2410.33 – Battling Percentages

In a brick-shaped solid, if the length and width are each increased by $p$ percent, then by what percent $q$ must the height be decreased to maintain the same volume?

$100 - \dfrac{100^2}{(100+p)^2}$
$100 - \dfrac{100}{(100+p)^2}$
$100 - \dfrac{100}{100+p}$
$p$
$100 - \dfrac{100^3}{(100+p)^2}$

Solution

If length, width and height are $l$ , $w$ and $h$ , then the new dimensions are $l \left(\dfrac{100+p}{100}\right)$ , $w \left(\dfrac{100+p}{100}\right)$ , and $h \left(\dfrac{100-q}{100}\right)$ . Those fractions are imposing, so instead of the percentages $p$ and $q$ , let's work with the fractions $x = \dfrac{p}{100}$ and $y = \dfrac{q}{100}$ . In these terms the new dimensions are $l (1+x)$ , $w (1+x)$ , and $h (1-y)$ .
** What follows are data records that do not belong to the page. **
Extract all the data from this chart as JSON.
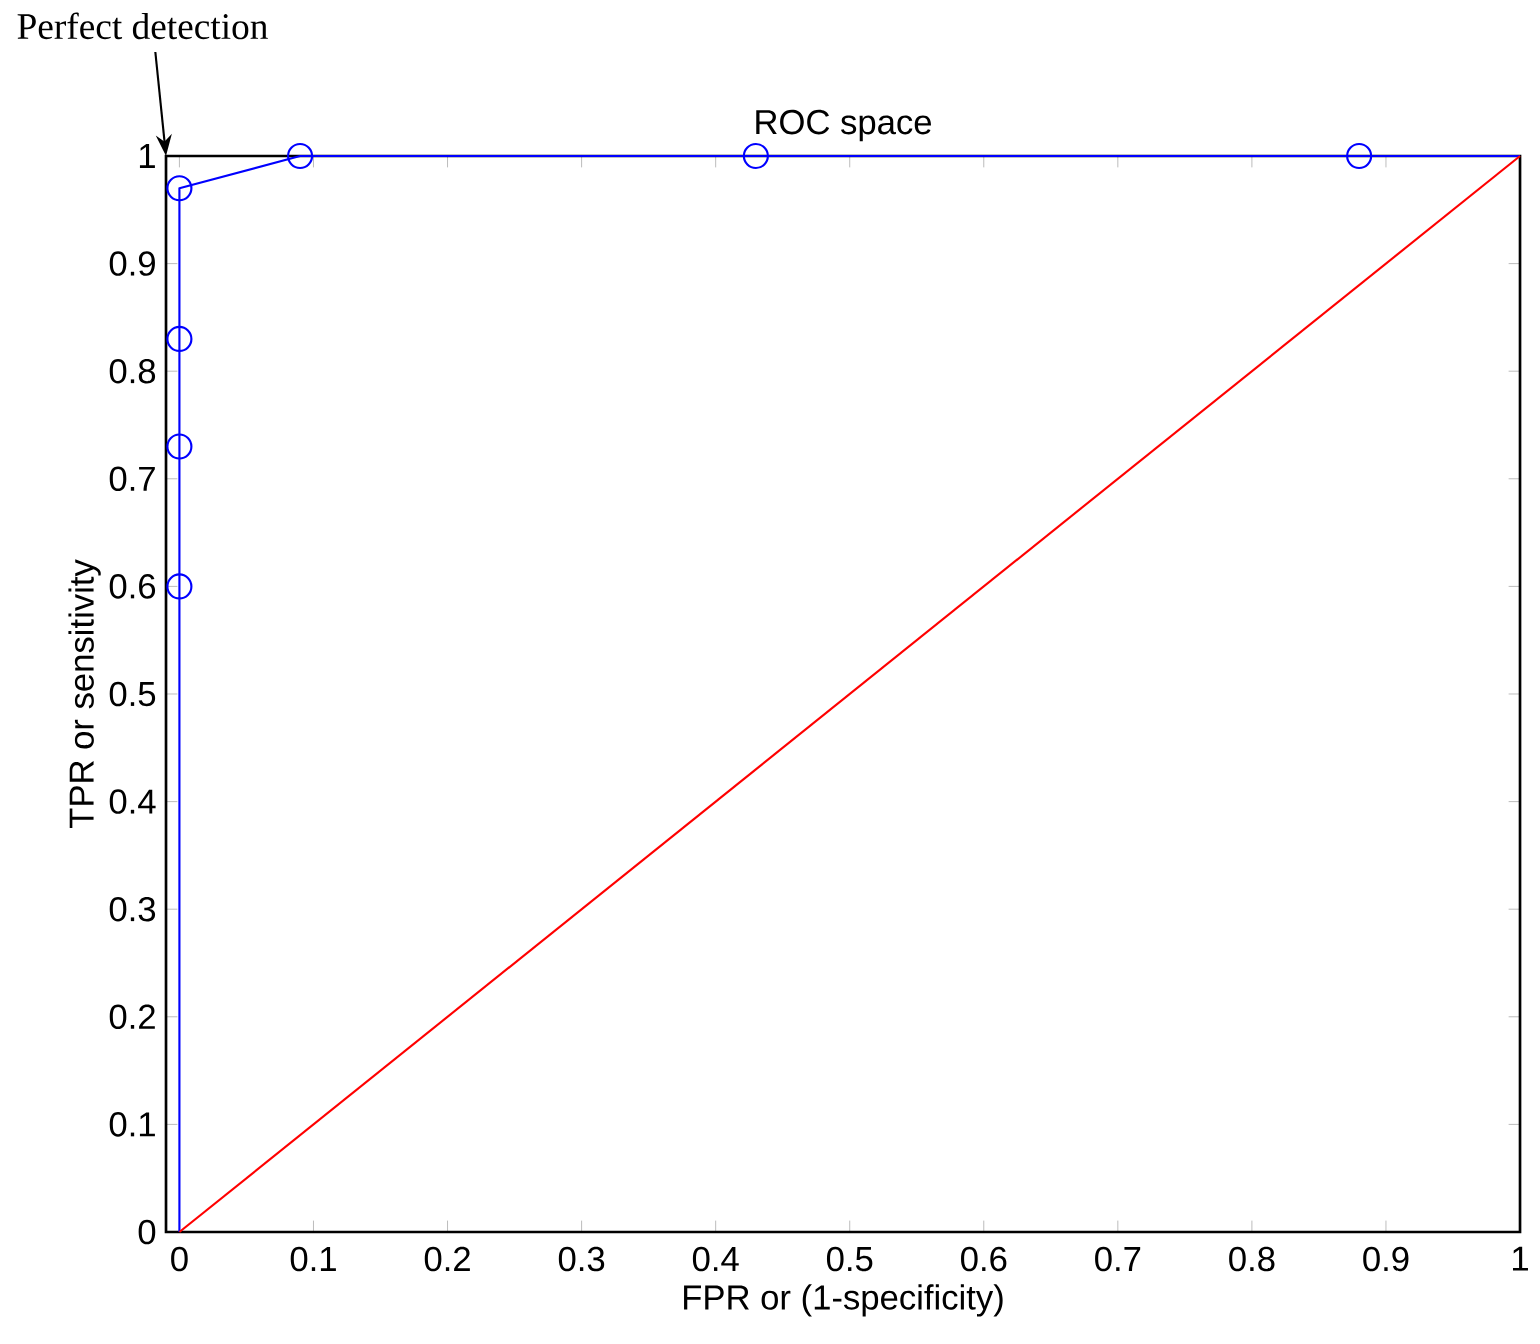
{
  "chart_data": {
    "type": "line",
    "title": "ROC space",
    "xlabel": "FPR or (1-specificity)",
    "ylabel": "TPR or sensitivity",
    "annotations": [
      "Perfect detection"
    ],
    "series": [
      {
        "color": "#0000ff",
        "marker": "none",
        "x": [
          0,
          0,
          0,
          0,
          0,
          0.09,
          0.43,
          0.88,
          1
        ],
        "values": [
          0,
          0.6,
          0.73,
          0.83,
          0.97,
          1,
          1,
          1,
          1
        ]
      },
      {
        "type": "scatter",
        "color": "#0000ff",
        "marker": "circle",
        "x": [
          0,
          0,
          0,
          0,
          0.09,
          0.43,
          0.88
        ],
        "values": [
          0.6,
          0.73,
          0.83,
          0.97,
          1,
          1,
          1
        ]
      },
      {
        "color": "#ff0000",
        "marker": "none",
        "x": [
          0,
          1
        ],
        "values": [
          0,
          1
        ]
      }
    ],
    "xlim": [
      -0.01,
      1
    ],
    "ylim": [
      0,
      1
    ],
    "xticks": [
      0,
      0.1,
      0.2,
      0.3,
      0.4,
      0.5,
      0.6,
      0.7,
      0.8,
      0.9,
      1
    ],
    "yticks": [
      0,
      0.1,
      0.2,
      0.3,
      0.4,
      0.5,
      0.6,
      0.7,
      0.8,
      0.9,
      1
    ],
    "grid": false
  }
}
The volume of the solid is supposed to be unchanged. That is,

$l (1+x) w (1+x) h (1-y) = lwh.$

The original dimensions cancel and we are left with the equation,

$(1+x)^2(1-y) = 1,$

in which $y$ is the unknown. Solving is easy enough:

$\begin{aligned}1-y &= \dfrac{1}{(1+x)^2} \\y &= 1 - \dfrac{1}{(1+x)^2}\end{aligned}$

Putting back the $p$ 's and $q$ 's is not so nice:

$\begin{aligned}q &= 100 y \\&= 100 \left(1 - \dfrac{1}{(1+x)^2}\right) \\[1em]&= 100 \left(1 - \dfrac{1}{\left(1+\dfrac{p}{100}\right)^2}\right) \\[2em]&= 100 \left(1 - \dfrac{100^2}{(100 + p)^2}\right) \\[1em]&= 100 - \dfrac{100^3}{(100 + p)^2}\end{aligned}$

The answer, believe it or not, is (e).